History of Bromley
The first definite reference to Bromley is in the charter of 862. Named Bromleag, it is believed to mean the clearing where the broom bushes grow.
The town’s significance was the result of its early link with the Bishops of Rochester who established a residence in the area at a early date. In 1205, it was the Bishop who was responsible for the establishing of a weekly market in the town. This continues to the present day.
The market, together with its position on the main Rye (later Hastings) road made Bromley a natural centre for the local area and it soon became the most important settlement in the district.
Bromley retained this leading position into the nineteenth century including a brief period as a fashionable spa town and health centre until two events temporarily threatened its dominance. In 1844 diocesan boundary changes caused the Bishop of Rochester to move away and the Palace to be sold into private hands, while the comparatively late arrival of the railway in 1858 made other towns such as Croydon and Lewisham a more attractive prospect for development.
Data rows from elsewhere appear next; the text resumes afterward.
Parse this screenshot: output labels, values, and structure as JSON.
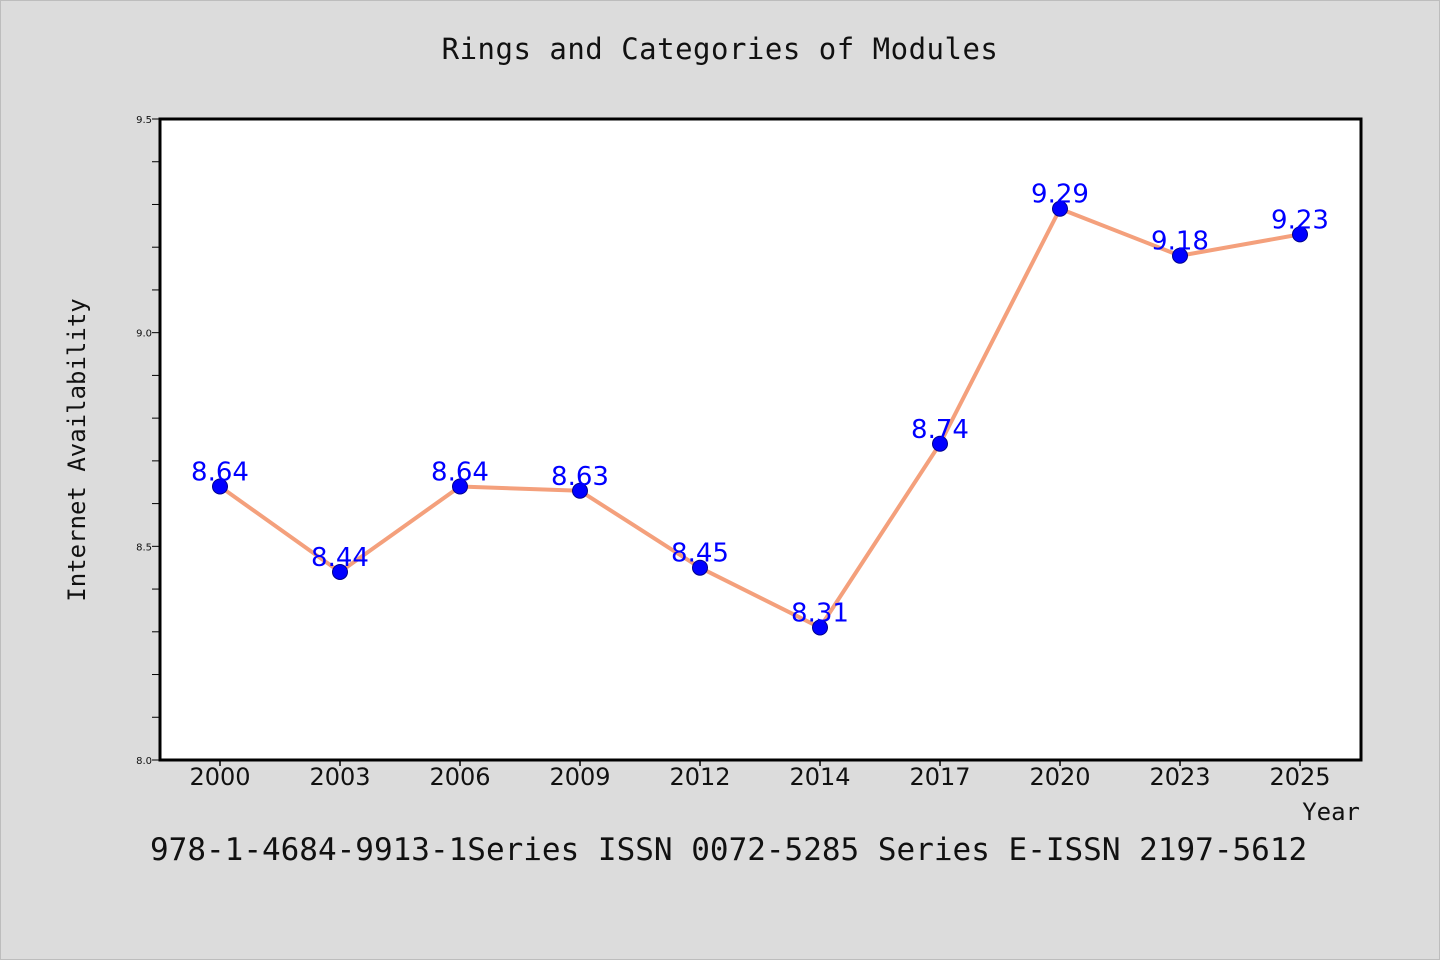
{
  "chart_data": {
    "type": "line",
    "title": "Rings and Categories of Modules",
    "xlabel": "Year",
    "ylabel": "Internet Availability",
    "categories": [
      "2000",
      "2003",
      "2006",
      "2009",
      "2012",
      "2014",
      "2017",
      "2020",
      "2023",
      "2025"
    ],
    "series": [
      {
        "values": [
          8.64,
          8.44,
          8.64,
          8.63,
          8.45,
          8.31,
          8.74,
          9.29,
          9.18,
          9.23
        ],
        "line_color": "#f4a07c",
        "marker_color": "#0000ff"
      }
    ],
    "data_labels": [
      "8.64",
      "8.44",
      "8.64",
      "8.63",
      "8.45",
      "8.31",
      "8.74",
      "9.29",
      "9.18",
      "9.23"
    ],
    "ylim": [
      8.0,
      9.5
    ],
    "y_ticks": [
      "8.0",
      "8.5",
      "9.0",
      "9.5"
    ],
    "y_tick_values": [
      8.0,
      8.5,
      9.0,
      9.5
    ],
    "y_minor_step": 0.1,
    "grid": false,
    "legend": "none"
  },
  "footer": {
    "text": "978-1-4684-9913-1Series ISSN 0072-5285 Series E-ISSN 2197-5612"
  },
  "colors": {
    "background": "#dcdcdc",
    "plot_background": "#ffffff",
    "line": "#f4a07c",
    "marker": "#0000ff",
    "label": "#0000ff"
  }
}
Once the railway was running Bromley again became a popular location. New Bromley to the north of the town began in the 1860s and was further enhanced by the building of a second railway line in 1878. Initially small artisan style dwellings; larger houses followed along the London Road in an area known as Bromley Park.
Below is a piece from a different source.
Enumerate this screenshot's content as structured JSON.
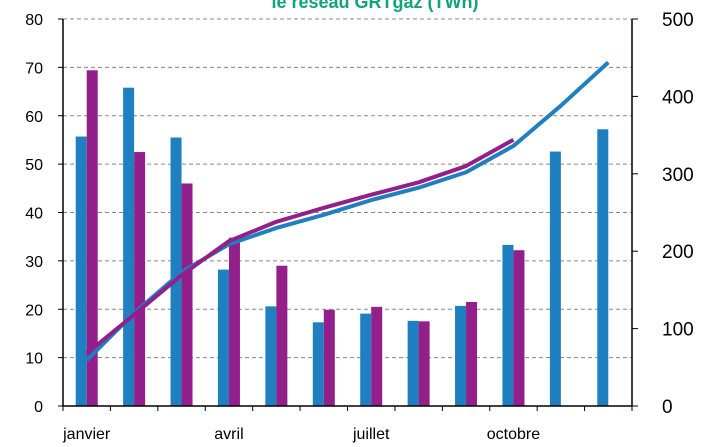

By the outbreak of the First World War, development in central Bromley was fairly complete, subsequent development being restricted to infill and the replacement of a number of larger houses and industrial buildings with smaller modern houses and flats.
In the last twenty years much of the town centre has been rebuilt to accommodate the large Glades shopping centre, resulting in the loss of much town centre housing while the Bishops Palace, initially converted in the 1930’s into a new home for Stockwell teacher training college, is now the core of Bromley Civic Centre.